In the State of Kerala in southern India, Dr. Chandni Sajeevan, the head of emergency medicine at Kozhikode Government Medical College hospital, led the response to an outbreak of Nipah, a virus carried by fruit bats, in 2018. Seventeen of the 18 people infected died, including a young trainee nurse who cared for the first victims.

“It was something very frightening,” Dr. Chandni said. The hospital staff got a crash course in intensive infection control, dressing up in the “moon suits” that seemed so foreign in the pre-Covid era. Nurses were distraught over the loss of their colleague.

Three years later, in 2021, Dr. Chandni and her team were relieved when the bat breeding season passed with no infections. And then, in May, deep into India’s terrible Covid wave, a 12-year-old boy with a high fever was brought to a clinic by his parents. That clinic was full, so he was sent to the next, and then to a third, where he tested negative for Covid.
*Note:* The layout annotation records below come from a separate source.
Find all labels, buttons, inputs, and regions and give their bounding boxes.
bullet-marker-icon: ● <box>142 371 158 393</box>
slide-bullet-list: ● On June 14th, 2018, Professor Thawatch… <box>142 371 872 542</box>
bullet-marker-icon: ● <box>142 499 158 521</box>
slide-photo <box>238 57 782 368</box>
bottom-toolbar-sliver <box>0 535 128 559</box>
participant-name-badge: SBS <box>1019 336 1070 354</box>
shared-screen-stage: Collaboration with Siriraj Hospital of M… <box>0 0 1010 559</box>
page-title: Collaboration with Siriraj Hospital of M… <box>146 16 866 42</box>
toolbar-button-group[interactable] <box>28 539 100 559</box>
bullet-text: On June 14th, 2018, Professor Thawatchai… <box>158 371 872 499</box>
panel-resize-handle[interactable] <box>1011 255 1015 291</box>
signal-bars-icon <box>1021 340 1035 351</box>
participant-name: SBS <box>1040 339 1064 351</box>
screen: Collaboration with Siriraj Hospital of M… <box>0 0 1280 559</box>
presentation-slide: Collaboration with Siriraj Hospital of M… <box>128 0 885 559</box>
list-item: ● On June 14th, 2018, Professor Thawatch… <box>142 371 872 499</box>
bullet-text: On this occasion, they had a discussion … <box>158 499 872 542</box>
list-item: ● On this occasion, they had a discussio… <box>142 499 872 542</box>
But an alert clinician noticed that the child had developed encephalitis. He sent a sample to the national virology lab. It swiftly confirmed that this was a new case of Nipah virus. By then, the child could have exposed several hundred people, including dozens of health workers.

The system Dr. Chandni and her colleagues had put in place after the 2018 outbreak kicked into gear: isolation centers, moon suits, testing anyone with a fever for Nipah as well as Covid. She held daily news briefings to quell rumors and keep the public on the lookout for people who might be ill — and away from bats and their droppings, which litter coconut groves where children play. Teams were sent out to catch bats for surveillance. Everyone who had been exposed to the sick boy was put into 21 days of quarantine.

“Everyone, ambulance drivers, elevator operators, security guards — this time, they knew about Nipah and how to behave not to spread it,” she said.